With your hip joint apart, your surgeon will prepare to put in the prosthesis. First, he or she removes the top of your femur. After hollowing out the bone, the surgeon inserts the prosthesis-a metal shaft with a ball at the top-into the center of the femur. Your implant may or not be cemented into place, depending upon which type is used. Some prostheses are designed with tiny pores so that bone will grow into and around the shaft, and cement won’t be needed.
Next, the surgeon drills your natural socket clean and inserts a new cup lined with high-strength plastic. After testing how well the new ball joint fits into the cup, the surgeon seals bleeding vessels, attaches muscles back to the femur, and closes the wound. Your surgery is complete.
After surgery
Right after the operation, you’ll spend one or two hours in the recovery room, where you will be monitored.

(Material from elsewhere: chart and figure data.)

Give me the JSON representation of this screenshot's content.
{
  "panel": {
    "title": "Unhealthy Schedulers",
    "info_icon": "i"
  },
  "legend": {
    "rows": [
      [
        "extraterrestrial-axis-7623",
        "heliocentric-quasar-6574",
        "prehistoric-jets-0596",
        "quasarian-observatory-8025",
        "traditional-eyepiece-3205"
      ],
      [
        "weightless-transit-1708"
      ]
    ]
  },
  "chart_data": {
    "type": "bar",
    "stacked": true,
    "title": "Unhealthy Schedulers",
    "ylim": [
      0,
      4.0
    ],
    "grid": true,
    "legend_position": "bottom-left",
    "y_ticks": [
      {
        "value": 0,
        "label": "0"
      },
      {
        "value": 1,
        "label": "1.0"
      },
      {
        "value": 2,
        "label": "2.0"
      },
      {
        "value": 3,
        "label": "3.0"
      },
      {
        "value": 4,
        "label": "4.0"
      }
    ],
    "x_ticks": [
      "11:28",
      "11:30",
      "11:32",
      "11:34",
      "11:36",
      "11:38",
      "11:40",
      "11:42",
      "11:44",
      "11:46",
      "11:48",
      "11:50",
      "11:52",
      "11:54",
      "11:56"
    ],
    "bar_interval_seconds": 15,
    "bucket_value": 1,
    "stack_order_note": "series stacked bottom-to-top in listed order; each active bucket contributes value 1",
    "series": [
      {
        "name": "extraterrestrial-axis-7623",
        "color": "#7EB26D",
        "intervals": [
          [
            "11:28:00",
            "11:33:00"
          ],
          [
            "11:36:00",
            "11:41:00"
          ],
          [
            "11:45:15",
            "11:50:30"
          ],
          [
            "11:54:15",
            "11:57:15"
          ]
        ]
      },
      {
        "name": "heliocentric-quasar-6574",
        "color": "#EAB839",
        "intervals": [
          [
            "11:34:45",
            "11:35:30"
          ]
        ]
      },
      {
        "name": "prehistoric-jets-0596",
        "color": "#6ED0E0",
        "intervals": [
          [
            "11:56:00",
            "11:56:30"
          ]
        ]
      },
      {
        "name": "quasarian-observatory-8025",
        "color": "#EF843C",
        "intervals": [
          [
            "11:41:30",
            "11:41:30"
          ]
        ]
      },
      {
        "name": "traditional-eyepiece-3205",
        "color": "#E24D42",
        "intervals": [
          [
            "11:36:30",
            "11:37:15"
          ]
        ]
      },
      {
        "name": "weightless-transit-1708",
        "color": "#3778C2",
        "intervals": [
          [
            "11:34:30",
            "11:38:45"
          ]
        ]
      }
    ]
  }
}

During the rest of your hospital stay, your surgeon, physical therapist, nurses, and perhaps your family doctor will work as a team to provide you with medicine (such as antibiotics and painkillers), nutrition, and guidance in resuming normal activity with your new hip. Your therapist will teach you exercises to help build strength in your hip and will show you how to move safely. You may be given a “reacher” with a long handle, which will allow you to pick up things that are out of reach.
After you leave the hospital, you may need to stay in a nursing center for a short time if you don’t have help at home. Once you go home, your doctor will keep in touch with you as you slowly return to your daily activities such as driving, gardening, and housework.